Famous British Plant Explorers

By Dr. Leonard Perry, Extension Professor
University of Vermont

 
Many of the plants in our gardens originally came from the four corners of the world, and were brought by plant explorers. Knowing a little bit about some of the more famous of these explorers gives us a keener insight into, and appreciation of, our gardens.

It is no coincidence that many of these explorers were British and of the 18th and 19th century. For it was at this time that England ruled the seas and much of the world, and these explorers often accompanied expeditions and sailings to far off lands.

The list should probably begin with John Tradescant, Jr. (1608-1662) who, with his father, introduced many plants to England in the 17th century. The two were gardeners to noblemen and royalty, including Elizabeth I. Many of their travels were to Eurasia and the new colonies in North America. The often seen horse chestnut in England was one of their introductions. The genus Tradescantia (Spiderwort) was named after them.
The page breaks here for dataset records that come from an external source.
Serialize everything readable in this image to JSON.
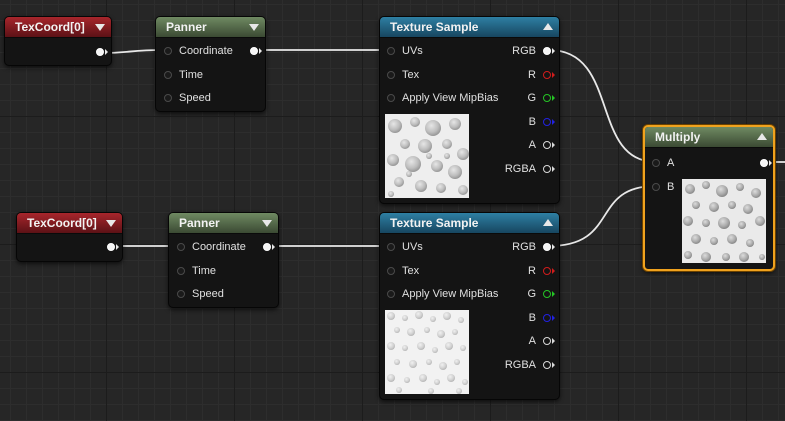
{
  "graph": {
    "texcoord_top": {
      "title": "TexCoord[0]"
    },
    "panner_top": {
      "title": "Panner",
      "pins": {
        "coordinate": "Coordinate",
        "time": "Time",
        "speed": "Speed"
      }
    },
    "sample_top": {
      "title": "Texture Sample",
      "inputs": {
        "uvs": "UVs",
        "tex": "Tex",
        "mip": "Apply View MipBias"
      },
      "outputs": {
        "rgb": "RGB",
        "r": "R",
        "g": "G",
        "b": "B",
        "a": "A",
        "rgba": "RGBA"
      }
    },
    "texcoord_bottom": {
      "title": "TexCoord[0]"
    },
    "panner_bottom": {
      "title": "Panner",
      "pins": {
        "coordinate": "Coordinate",
        "time": "Time",
        "speed": "Speed"
      }
    },
    "sample_bottom": {
      "title": "Texture Sample",
      "inputs": {
        "uvs": "UVs",
        "tex": "Tex",
        "mip": "Apply View MipBias"
      },
      "outputs": {
        "rgb": "RGB",
        "r": "R",
        "g": "G",
        "b": "B",
        "a": "A",
        "rgba": "RGBA"
      }
    },
    "multiply": {
      "title": "Multiply",
      "inputs": {
        "a": "A",
        "b": "B"
      }
    }
  },
  "colors": {
    "texcoord_header": "#a8262c",
    "panner_header": "#6f8a62",
    "texture_header": "#2e7fa3",
    "selection_outline": "#f0a21e",
    "pin_r": "#d11c1c",
    "pin_g": "#25c425",
    "pin_b": "#2222e0"
  },
  "icons": {
    "collapse_down": "chevron-down-icon",
    "collapse_up": "chevron-up-icon",
    "pin_connected": "filled-circle-icon",
    "pin_unconnected": "hollow-circle-icon"
  }
}
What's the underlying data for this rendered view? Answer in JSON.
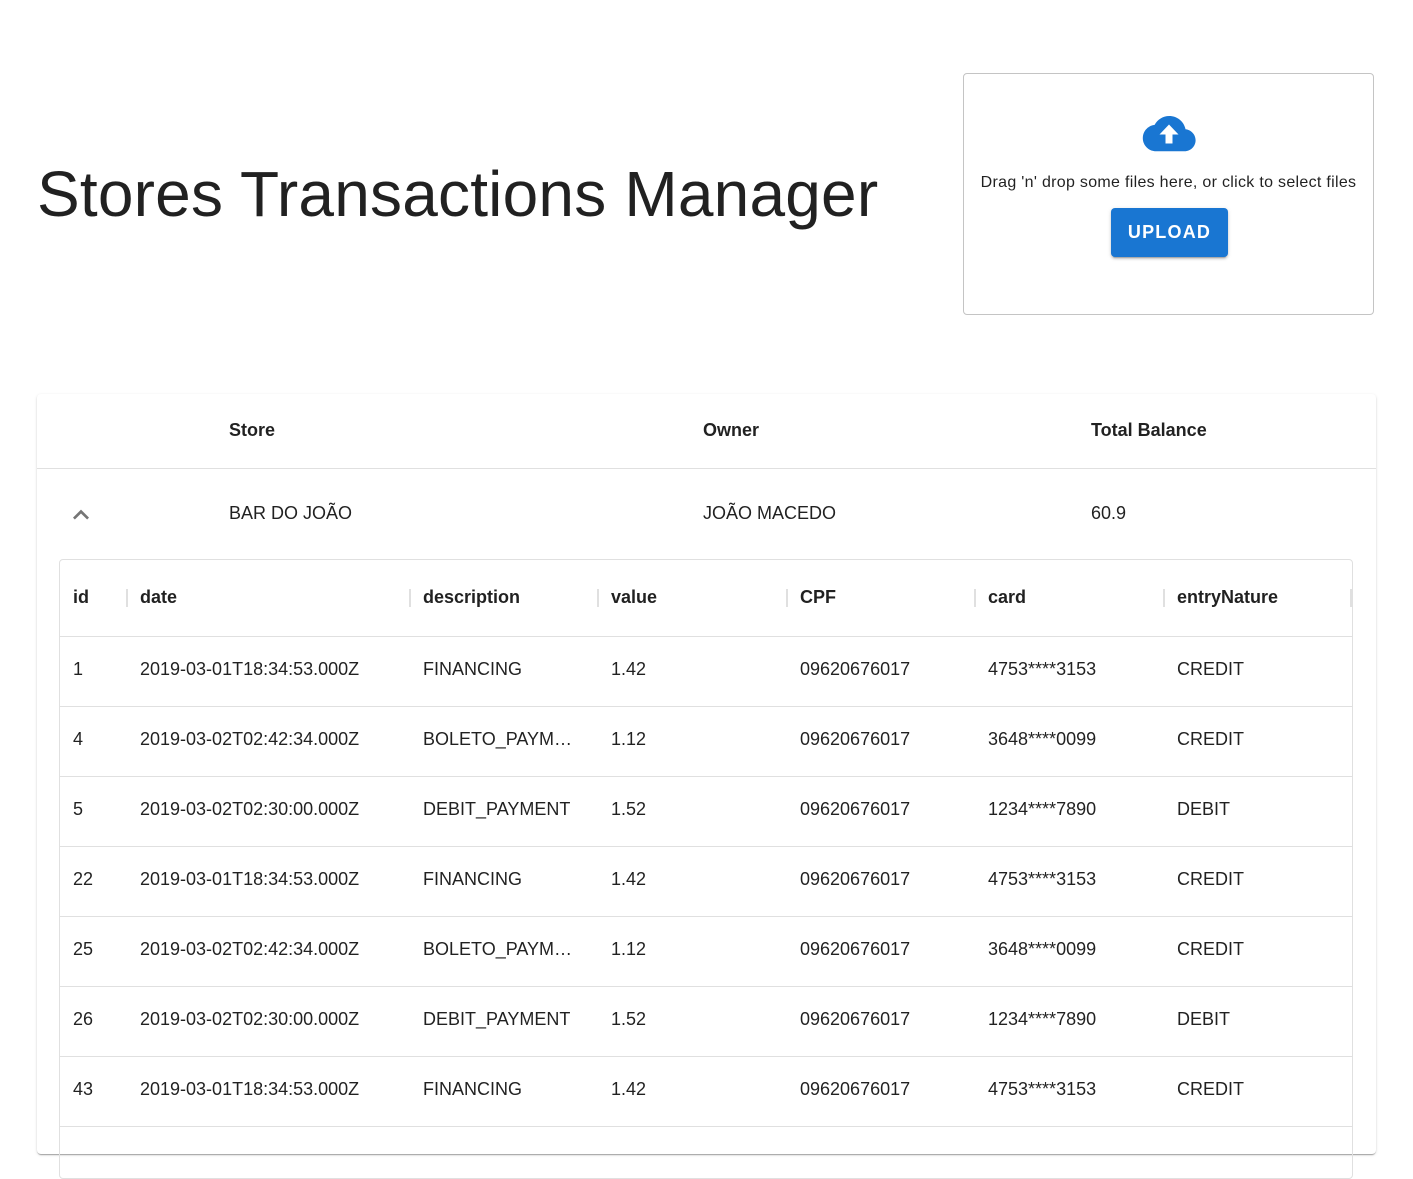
{
  "header": {
    "title": "Stores Transactions Manager"
  },
  "dropzone": {
    "icon": "cloud-upload-icon",
    "text": "Drag 'n' drop some files here, or click to select files",
    "button_label": "UPLOAD",
    "accent_color": "#1976d2"
  },
  "stores_table": {
    "columns": [
      "Store",
      "Owner",
      "Total Balance"
    ],
    "rows": [
      {
        "expanded": true,
        "toggle_icon": "chevron-up-icon",
        "store": "BAR DO JOÃO",
        "owner": "JOÃO MACEDO",
        "total_balance": "60.9"
      }
    ]
  },
  "transactions_grid": {
    "columns": [
      "id",
      "date",
      "description",
      "value",
      "CPF",
      "card",
      "entryNature"
    ],
    "rows": [
      {
        "id": "1",
        "date": "2019-03-01T18:34:53.000Z",
        "description": "FINANCING",
        "value": "1.42",
        "cpf": "09620676017",
        "card": "4753****3153",
        "entryNature": "CREDIT"
      },
      {
        "id": "4",
        "date": "2019-03-02T02:42:34.000Z",
        "description": "BOLETO_PAYME…",
        "value": "1.12",
        "cpf": "09620676017",
        "card": "3648****0099",
        "entryNature": "CREDIT"
      },
      {
        "id": "5",
        "date": "2019-03-02T02:30:00.000Z",
        "description": "DEBIT_PAYMENT",
        "value": "1.52",
        "cpf": "09620676017",
        "card": "1234****7890",
        "entryNature": "DEBIT"
      },
      {
        "id": "22",
        "date": "2019-03-01T18:34:53.000Z",
        "description": "FINANCING",
        "value": "1.42",
        "cpf": "09620676017",
        "card": "4753****3153",
        "entryNature": "CREDIT"
      },
      {
        "id": "25",
        "date": "2019-03-02T02:42:34.000Z",
        "description": "BOLETO_PAYME…",
        "value": "1.12",
        "cpf": "09620676017",
        "card": "3648****0099",
        "entryNature": "CREDIT"
      },
      {
        "id": "26",
        "date": "2019-03-02T02:30:00.000Z",
        "description": "DEBIT_PAYMENT",
        "value": "1.52",
        "cpf": "09620676017",
        "card": "1234****7890",
        "entryNature": "DEBIT"
      },
      {
        "id": "43",
        "date": "2019-03-01T18:34:53.000Z",
        "description": "FINANCING",
        "value": "1.42",
        "cpf": "09620676017",
        "card": "4753****3153",
        "entryNature": "CREDIT"
      }
    ]
  }
}
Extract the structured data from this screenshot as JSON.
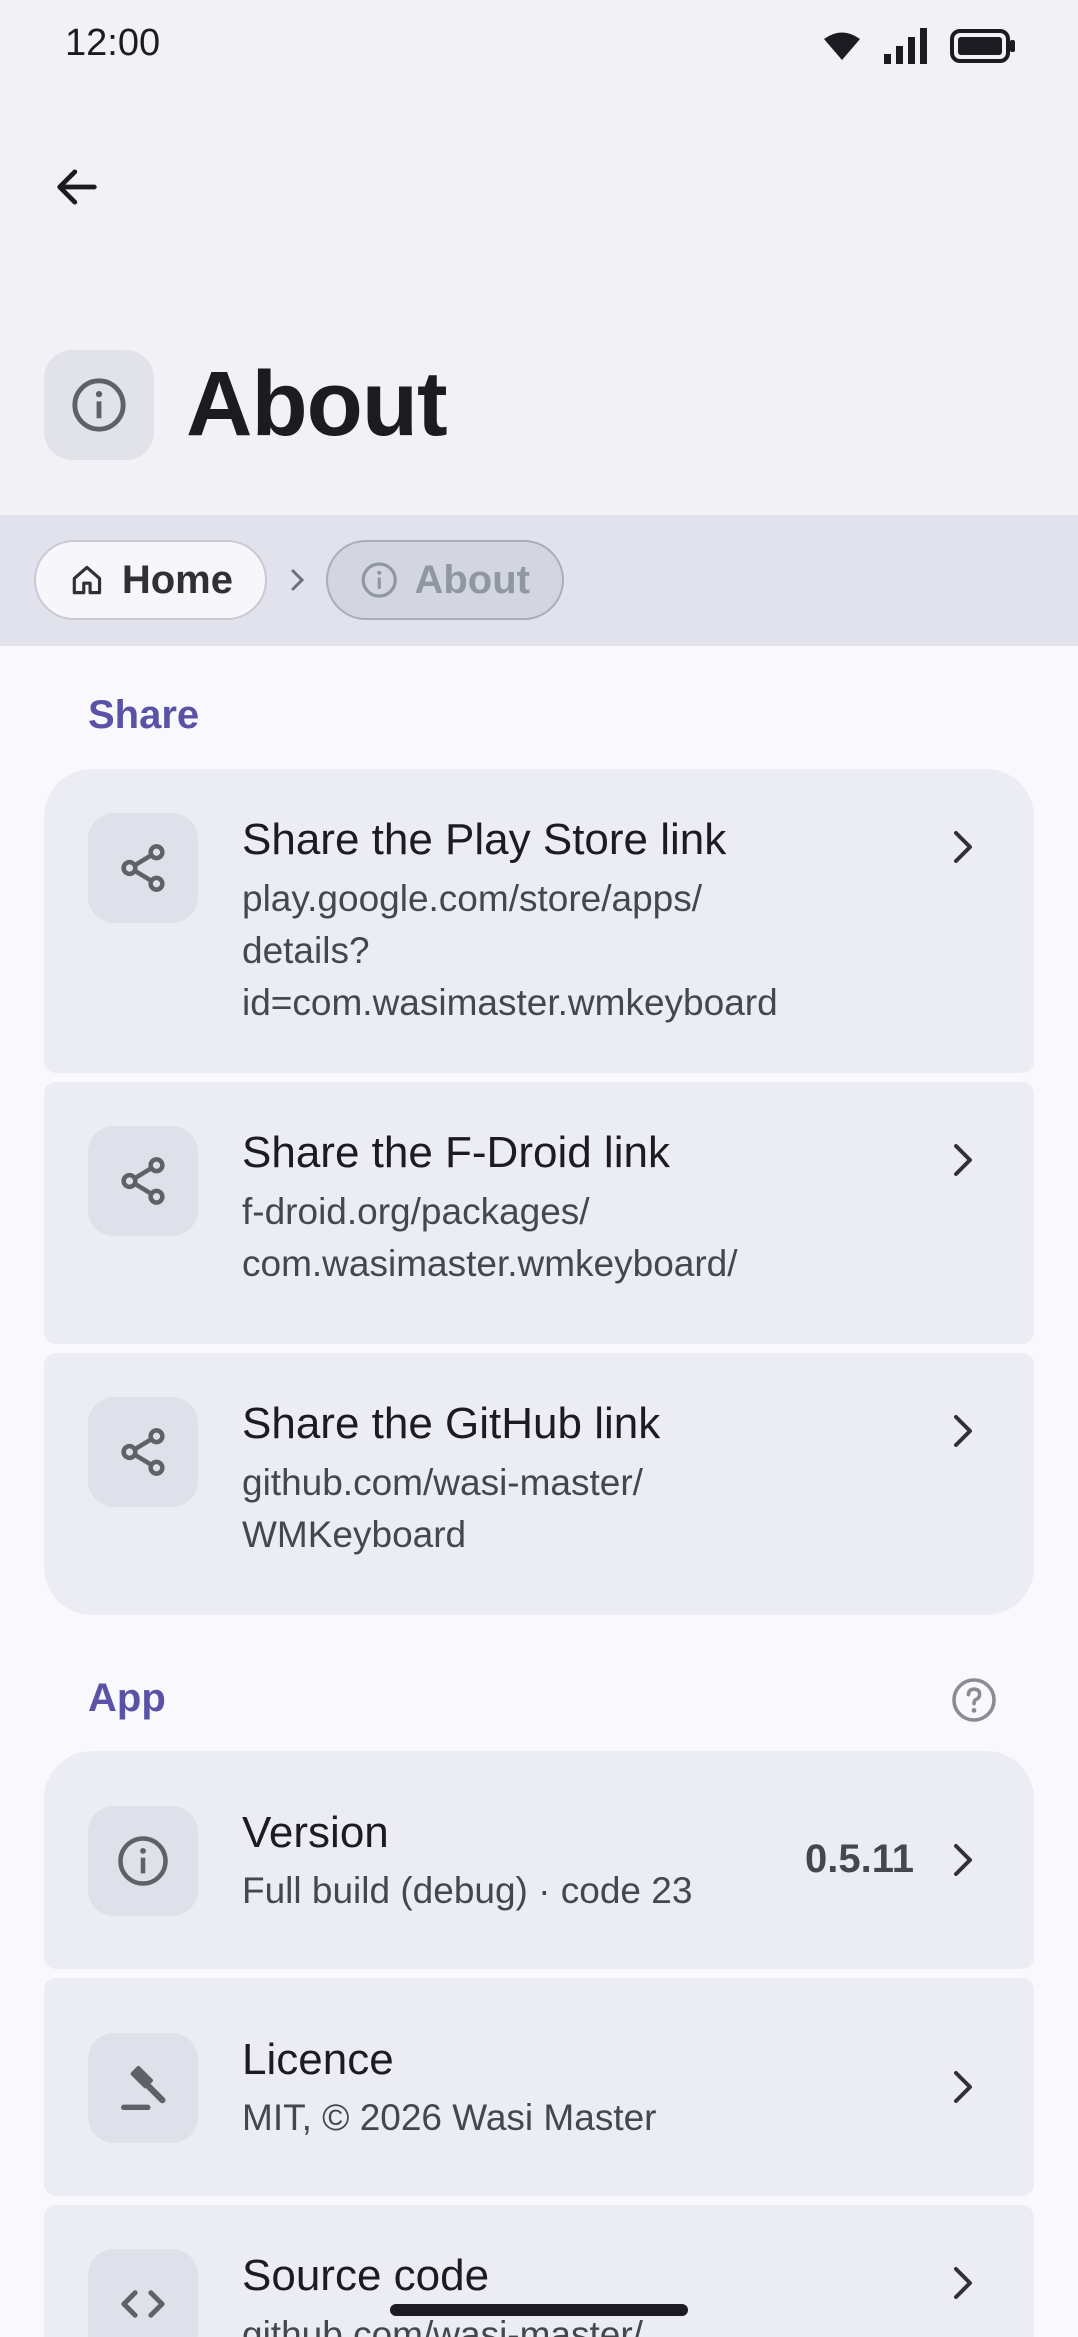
{
  "status": {
    "time": "12:00"
  },
  "header": {
    "title": "About"
  },
  "breadcrumb": {
    "home": "Home",
    "current": "About"
  },
  "sections": {
    "share": {
      "title": "Share",
      "items": [
        {
          "title": "Share the Play Store link",
          "subtitle": "play.google.com/store/apps/\ndetails?\nid=com.wasimaster.wmkeyboard"
        },
        {
          "title": "Share the F-Droid link",
          "subtitle": "f-droid.org/packages/\ncom.wasimaster.wmkeyboard/"
        },
        {
          "title": "Share the GitHub link",
          "subtitle": "github.com/wasi-master/\nWMKeyboard"
        }
      ]
    },
    "app": {
      "title": "App",
      "items": [
        {
          "title": "Version",
          "subtitle": "Full build (debug) · code 23",
          "value": "0.5.11"
        },
        {
          "title": "Licence",
          "subtitle": "MIT, © 2026 Wasi Master"
        },
        {
          "title": "Source code",
          "subtitle": "github.com/wasi-master/"
        }
      ]
    }
  },
  "colors": {
    "accent": "#5a52a6",
    "card": "#ececf5",
    "background": "#f9f9fd"
  }
}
Joseph Banks (1743-1820) was an English botanist, plant collector, and explorer. His first trips abroad to study plants were to Labrador and Newfoundland with later trips to the South Pacific with the famous Captain Cook. He helped found the Royal Botanic Gardens at Kew, London, bringing seeds and plants there from all over the world. In addition, he helped found the Royal Horticulture Society and promoted the study of botany throughout England.

Joseph Dalton Hooker (1817-1911) was a later English plant taxonomist (someone who studies plant names) and explorer. Some of the countries he visited and wrote floras (flowers and plants of the region) about included Antarctica, India, Nepal, Syria, Palestine, Morocco, and the western United States.

Hooker succeeded his father as director of Kew Gardens, and established it as a top center for scientific research on plants. The herbarium (where dried specimens of plants are catalogued) at Kew is still arranged according to the system he developed.

Robert Fortune (1812-1880) was an English plant explorer who lived about the same time as Hooker. Most of his plant explorations were in China, often funded primarily for the purpose of finding tea plants.

From his four Chinese explorations he sent back such perennials as the popular bleeding heart (Dicentra spectabilis), balloon flower (Platycodon grandiflorus), many types of pompom chrysanthemums, and Chinese anemone (Anemone hupehensis). He also sent many woody plants including the fragrant honeysuckle (Lonicera fragrantissima), a forsythia (Forsythia viridissima), and Weigela florida. He was among the first to ship live plants back successfully using the mini travelling greenhouse called a "Wardian Case" after its inventor.

Ernest Henry "Chinese" Wilson (1876-1930) was so nicknamed for his many collecting expeditions to China from his native England. Collecting originally for the Veitch family nursery in England, later he collected for the Arnold Arboretum in Massachusetts. To this day, specimens of some of his original introductions can be viewed at this arboretum in Boston.

Wilson's introductions included many ornamental shrubs, roses, primroses, lilies, kurume azaleas, and much more. In all he discovered 3,356 species and varieties, 900 of which were not previously known! He published his collections and trips, including photographs, in his famous Plantae Wilsonae as well as in numerous other books.